El aire adentro era frío y seco,
como el aliento de una caverna antigua. Sentía el crujir leve de la estructura,
los clics y susurros de los mecanismos que nos mantenían flotando. Cada sonido
era una revelación y una amenaza; el miedo tomaba nuevas formas a cada minuto.
Mi mente buscaba refugio en recuerdos, pero ninguno servía de consuelo ante la
magnitud del presente.
Fue en ese instante, cuando la
ansiedad parecía haber alcanzado su cenit, que la verdad se impuso. El anuncio
en el altavoz rompió el hechizo: “Señores pasajeros, bienvenidos a bordo.

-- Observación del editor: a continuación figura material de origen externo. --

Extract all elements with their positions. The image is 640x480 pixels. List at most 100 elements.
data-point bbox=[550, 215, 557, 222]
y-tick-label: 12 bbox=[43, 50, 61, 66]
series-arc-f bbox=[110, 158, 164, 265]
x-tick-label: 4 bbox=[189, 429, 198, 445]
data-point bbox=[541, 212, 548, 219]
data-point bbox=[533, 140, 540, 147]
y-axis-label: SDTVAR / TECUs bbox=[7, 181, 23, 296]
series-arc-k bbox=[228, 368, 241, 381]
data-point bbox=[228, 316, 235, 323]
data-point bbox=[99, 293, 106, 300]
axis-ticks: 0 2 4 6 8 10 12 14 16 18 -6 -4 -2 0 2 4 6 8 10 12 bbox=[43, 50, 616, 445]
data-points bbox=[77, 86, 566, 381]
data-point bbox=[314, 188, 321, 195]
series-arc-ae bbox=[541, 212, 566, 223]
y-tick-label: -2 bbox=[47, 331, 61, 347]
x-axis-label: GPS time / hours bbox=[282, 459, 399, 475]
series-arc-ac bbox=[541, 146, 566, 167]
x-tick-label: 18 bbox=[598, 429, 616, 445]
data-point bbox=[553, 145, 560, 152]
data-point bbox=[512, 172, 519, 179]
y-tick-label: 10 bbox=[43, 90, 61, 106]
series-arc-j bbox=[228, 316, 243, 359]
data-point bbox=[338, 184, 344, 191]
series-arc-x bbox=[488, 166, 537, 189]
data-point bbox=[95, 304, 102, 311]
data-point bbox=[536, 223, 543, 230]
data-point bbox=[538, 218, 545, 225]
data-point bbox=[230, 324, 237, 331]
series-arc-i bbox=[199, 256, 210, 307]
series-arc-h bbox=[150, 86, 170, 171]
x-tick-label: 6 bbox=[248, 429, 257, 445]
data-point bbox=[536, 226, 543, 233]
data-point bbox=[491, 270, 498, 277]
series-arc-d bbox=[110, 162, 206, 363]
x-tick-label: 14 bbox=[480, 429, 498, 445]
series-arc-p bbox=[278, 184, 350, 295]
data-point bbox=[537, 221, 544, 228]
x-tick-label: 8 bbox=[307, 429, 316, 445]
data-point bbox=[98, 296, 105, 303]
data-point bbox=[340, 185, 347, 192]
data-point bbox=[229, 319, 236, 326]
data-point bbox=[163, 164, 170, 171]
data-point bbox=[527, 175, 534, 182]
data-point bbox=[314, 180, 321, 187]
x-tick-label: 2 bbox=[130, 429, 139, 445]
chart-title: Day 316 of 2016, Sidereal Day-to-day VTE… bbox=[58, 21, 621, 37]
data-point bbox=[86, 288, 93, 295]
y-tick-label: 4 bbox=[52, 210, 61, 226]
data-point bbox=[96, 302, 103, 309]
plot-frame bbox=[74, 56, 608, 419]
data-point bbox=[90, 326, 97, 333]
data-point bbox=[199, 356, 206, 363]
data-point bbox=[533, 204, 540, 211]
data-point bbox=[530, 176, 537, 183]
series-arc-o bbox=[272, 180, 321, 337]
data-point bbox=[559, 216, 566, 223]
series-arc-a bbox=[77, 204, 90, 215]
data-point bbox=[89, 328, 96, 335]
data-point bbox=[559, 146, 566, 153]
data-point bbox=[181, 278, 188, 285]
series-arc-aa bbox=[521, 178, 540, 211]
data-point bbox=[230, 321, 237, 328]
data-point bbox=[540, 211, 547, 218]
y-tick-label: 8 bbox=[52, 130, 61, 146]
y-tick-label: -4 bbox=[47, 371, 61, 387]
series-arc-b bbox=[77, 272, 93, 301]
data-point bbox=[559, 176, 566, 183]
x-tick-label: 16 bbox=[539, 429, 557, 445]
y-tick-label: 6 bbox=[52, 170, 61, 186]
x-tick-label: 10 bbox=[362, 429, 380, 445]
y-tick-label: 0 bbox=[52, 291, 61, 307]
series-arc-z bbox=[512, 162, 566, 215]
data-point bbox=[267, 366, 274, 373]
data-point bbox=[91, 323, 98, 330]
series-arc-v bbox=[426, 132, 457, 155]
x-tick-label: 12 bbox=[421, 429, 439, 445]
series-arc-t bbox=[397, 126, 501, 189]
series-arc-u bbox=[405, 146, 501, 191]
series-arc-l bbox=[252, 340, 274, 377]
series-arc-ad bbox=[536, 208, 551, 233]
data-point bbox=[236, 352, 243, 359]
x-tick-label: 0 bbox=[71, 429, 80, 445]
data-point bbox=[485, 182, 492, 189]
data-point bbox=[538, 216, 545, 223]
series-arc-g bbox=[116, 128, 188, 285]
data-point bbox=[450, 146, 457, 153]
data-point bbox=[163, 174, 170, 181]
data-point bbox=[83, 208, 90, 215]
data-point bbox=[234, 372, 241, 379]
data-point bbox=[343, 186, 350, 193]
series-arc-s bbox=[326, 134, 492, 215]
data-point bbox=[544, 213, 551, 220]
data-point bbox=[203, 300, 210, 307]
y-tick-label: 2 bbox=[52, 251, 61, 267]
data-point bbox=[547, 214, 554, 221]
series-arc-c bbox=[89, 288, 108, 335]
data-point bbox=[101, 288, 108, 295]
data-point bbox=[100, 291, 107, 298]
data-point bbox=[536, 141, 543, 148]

Estamos próximos a despegar”. Todo se aclaró de golpe, como si la niebla se
disipara y el mundo reclamara su nombre. La otra primera vez era, en realidad,
la primera vez que volaba en avión. Era un viaje de trabajo por parte de mi
empresa.
Era una fría noche de enero del
año 2000, saliendo del aeropuerto de la ciudad de Harlingen, Texas, con rumbo a
la ciudad de Houston y de ahí hasta la ciudad de Columbus, Ohio en donde según
los pronósticos, estaríamos aterrizando con 14 grados bajo cero. ¡Lo que
tiene uno que hacer para tragar! Pensé, ¡tan feliz que era yo en mi
pueblito añorado, ahí bajo el valle, con familiares y amigos, junto al río que
me vio nacer! ¡Tortilla con chile nunca me faltó! ¡Qué demonios ando haciendo
acá!
Me reí, bajito, por la ironía de
las emociones humanas; cuántas veces creemos enfrentar monstruos nuevos, cuando
sólo se trata de cruzar umbrales que otros ya han cruzado antes. Volar era el
vértigo y la insignificancia, el miedo y la esperanza, la historia común de
quienes se atreven a dejar atrás lo conocido…por puro gusto o por la apremiante
necesidad.
A mi lado, la chica soltó el aire
y me sonrió, cómplice de la revelación. El mundo se hizo pequeño y, por un
instante, todo el universo cabía en esa cápsula de metal surcando la noche. Era
sólo un vuelo, y sin embargo, era la otra primera vez…mi otra primera vez.